The compiler aliases `ph_seed` and `ph_head_offset` (Philox RNG state
stored in VGPRs) with other live data during the softmax main loop. This
causes corrupted `buffer_store_byte` writes for dropout randval on wave
lanes 32-63, producing NaN in output and LSE tensors.

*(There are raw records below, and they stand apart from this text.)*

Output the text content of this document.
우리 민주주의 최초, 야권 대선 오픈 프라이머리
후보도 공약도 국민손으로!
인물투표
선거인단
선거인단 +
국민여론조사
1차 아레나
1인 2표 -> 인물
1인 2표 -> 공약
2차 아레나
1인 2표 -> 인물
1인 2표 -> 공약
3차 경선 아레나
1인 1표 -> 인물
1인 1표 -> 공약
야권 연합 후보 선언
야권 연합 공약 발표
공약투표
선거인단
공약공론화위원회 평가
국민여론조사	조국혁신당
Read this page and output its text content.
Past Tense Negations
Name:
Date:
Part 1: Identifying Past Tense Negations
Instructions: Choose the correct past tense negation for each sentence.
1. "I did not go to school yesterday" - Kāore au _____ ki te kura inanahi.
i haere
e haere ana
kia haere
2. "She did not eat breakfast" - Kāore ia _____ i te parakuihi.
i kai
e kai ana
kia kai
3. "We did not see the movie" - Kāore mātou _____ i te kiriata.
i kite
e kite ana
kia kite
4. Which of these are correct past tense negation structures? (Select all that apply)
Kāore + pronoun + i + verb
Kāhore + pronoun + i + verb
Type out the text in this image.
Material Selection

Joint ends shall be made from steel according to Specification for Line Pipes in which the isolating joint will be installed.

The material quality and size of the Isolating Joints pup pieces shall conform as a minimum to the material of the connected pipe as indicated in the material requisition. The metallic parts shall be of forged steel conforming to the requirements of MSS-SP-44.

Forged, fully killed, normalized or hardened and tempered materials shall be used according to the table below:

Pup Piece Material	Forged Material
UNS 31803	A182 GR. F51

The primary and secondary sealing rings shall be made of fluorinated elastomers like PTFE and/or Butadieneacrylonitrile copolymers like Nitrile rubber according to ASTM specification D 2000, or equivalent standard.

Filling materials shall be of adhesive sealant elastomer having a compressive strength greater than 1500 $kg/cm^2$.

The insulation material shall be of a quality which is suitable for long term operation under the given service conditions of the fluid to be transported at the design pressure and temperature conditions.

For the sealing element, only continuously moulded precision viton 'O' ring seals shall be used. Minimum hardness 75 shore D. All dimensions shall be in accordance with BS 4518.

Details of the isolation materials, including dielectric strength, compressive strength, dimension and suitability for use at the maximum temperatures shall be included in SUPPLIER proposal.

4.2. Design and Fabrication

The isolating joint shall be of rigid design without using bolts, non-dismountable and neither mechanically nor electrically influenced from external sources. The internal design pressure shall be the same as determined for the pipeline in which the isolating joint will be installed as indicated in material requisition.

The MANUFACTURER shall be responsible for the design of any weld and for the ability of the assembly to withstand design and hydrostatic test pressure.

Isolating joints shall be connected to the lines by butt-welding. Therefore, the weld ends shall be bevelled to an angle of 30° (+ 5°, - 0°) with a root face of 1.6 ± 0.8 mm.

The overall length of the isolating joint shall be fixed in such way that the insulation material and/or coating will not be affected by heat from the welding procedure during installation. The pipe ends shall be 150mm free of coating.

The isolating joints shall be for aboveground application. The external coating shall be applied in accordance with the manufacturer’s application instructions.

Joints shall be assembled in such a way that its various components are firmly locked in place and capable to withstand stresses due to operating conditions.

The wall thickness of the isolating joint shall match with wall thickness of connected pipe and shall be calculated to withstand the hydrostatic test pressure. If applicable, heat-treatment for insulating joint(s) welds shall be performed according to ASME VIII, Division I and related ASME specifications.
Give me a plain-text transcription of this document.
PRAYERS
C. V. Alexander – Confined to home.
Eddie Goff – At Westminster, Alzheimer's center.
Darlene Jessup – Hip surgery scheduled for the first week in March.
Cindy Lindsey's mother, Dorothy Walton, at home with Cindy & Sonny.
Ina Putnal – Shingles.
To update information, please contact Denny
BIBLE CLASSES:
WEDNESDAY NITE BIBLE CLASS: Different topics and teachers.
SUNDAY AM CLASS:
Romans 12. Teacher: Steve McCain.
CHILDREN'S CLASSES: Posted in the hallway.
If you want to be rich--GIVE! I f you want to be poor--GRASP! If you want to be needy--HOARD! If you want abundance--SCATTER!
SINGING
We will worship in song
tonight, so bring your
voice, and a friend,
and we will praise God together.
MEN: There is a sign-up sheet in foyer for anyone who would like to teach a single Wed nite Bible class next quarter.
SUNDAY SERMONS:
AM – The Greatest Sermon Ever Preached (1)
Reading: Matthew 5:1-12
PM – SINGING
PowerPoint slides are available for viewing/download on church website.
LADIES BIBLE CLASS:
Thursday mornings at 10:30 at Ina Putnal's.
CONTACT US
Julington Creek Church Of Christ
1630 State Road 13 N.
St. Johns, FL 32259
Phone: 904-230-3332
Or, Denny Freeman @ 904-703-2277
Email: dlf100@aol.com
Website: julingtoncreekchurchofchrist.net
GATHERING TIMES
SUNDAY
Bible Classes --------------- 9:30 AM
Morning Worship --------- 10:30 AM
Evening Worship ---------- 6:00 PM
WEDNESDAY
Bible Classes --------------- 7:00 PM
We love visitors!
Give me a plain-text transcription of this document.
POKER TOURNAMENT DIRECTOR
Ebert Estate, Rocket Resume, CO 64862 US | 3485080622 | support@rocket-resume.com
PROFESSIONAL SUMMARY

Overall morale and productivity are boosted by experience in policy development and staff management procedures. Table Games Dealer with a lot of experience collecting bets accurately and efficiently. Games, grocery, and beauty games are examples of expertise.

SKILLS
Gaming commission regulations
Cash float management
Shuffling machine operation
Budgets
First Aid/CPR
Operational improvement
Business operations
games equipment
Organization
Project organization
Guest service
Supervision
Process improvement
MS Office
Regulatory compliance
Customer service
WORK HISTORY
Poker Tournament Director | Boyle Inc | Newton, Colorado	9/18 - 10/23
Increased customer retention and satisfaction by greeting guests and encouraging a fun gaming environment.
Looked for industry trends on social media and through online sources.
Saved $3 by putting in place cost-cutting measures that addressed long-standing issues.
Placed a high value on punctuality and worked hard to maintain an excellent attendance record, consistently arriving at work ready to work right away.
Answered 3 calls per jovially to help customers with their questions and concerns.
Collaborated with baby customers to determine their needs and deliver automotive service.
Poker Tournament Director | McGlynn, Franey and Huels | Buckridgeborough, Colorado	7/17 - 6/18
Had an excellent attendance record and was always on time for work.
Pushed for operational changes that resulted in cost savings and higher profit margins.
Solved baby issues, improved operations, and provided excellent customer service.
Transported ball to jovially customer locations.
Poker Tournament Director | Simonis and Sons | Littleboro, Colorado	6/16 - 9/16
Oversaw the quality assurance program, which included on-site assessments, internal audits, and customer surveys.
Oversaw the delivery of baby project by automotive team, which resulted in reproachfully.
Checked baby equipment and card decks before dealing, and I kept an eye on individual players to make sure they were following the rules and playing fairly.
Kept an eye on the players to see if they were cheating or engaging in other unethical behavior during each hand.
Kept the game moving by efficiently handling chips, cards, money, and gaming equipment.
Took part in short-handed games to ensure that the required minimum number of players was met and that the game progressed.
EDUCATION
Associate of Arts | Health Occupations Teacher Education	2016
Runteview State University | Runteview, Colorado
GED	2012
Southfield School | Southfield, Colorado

**Conditions:** fp16 + d256 tile + dropout + batch mode + `qr` pipeline
+ gfx90a

## Changes

- `include/ck_tile/core/config.hpp`: Add
`CK_TILE_WORKAROUND_ROCM_7_12_FP16_DROPOUT_MISCOMPILE` macro
- `test/ck_tile/fmha/test_fmha_fwd.cpp`: Version-gated `GTEST_SKIP` in
`TEST_P(Dropout, ...)`

## Test plan

- [x] ROCm 7.1.1 (clang 20): 168/168 fp16 dropout tests PASS (no skip
active)
- [x] ROCm 7.12 (clang 22): 132 PASS, 36 SKIPPED, 0 FAILED
- [x] bf16 dropout tests: 168/168 PASS (unaffected by this change)
This commit is contained in:
Po Yen Chen
2026-04-14 22:07:20 +08:00
committed by GitHub
parent f603d75f20
commit 5cab2c3565
2 changed files with 19 additions and 0 deletions

View File

@@ -209,6 +209,17 @@
#endif
#endif
// workaround for AMDGPU compiler VGPR aliasing bug in dropout codegen (ROCm >= 7.12)
// Philox RNG VGPR parameters get aliased under high register pressure (d256 tile).
// fp16 is affected; bf16 is not (different type conversion codegen path).
#ifndef CK_TILE_WORKAROUND_ROCM_7_12_FP16_DROPOUT_MISCOMPILE
#if(HIP_VERSION_MAJOR == 7 && HIP_VERSION_MINOR >= 12) || (HIP_VERSION_MAJOR > 7)
#define CK_TILE_WORKAROUND_ROCM_7_12_FP16_DROPOUT_MISCOMPILE 1
#else
#define CK_TILE_WORKAROUND_ROCM_7_12_FP16_DROPOUT_MISCOMPILE 0
#endif
#endif
#ifndef CK_TILE_DEBUG_LOG
#define CK_TILE_DEBUG_LOG 0
#endif

View File

@@ -601,6 +601,14 @@ TEST_P(Dropout, DataTypeConfig)
auto [drop_seed, drop_offset, drop_prefs] = drop_seed_offset_prefs;
auto [batch, nhead, nhead_k, seqlen_q, seqlen_k, mask_str] = dims_mask;
#if CK_TILE_WORKAROUND_ROCM_7_12_FP16_DROPOUT_MISCOMPILE
if constexpr(std::is_same_v<DataTypeConfig, FmhaFwdFp16>)
{
if(hdim_q > 128 && mode == mode_enum::batch)
GTEST_SKIP() << "Skipped: fp16 dropout d256 batch — compiler bug (ROCm >= 7.12)";
}
#endif
auto result = fmha_fwd_run<DataTypeConfig>(mode,
batch,
nhead,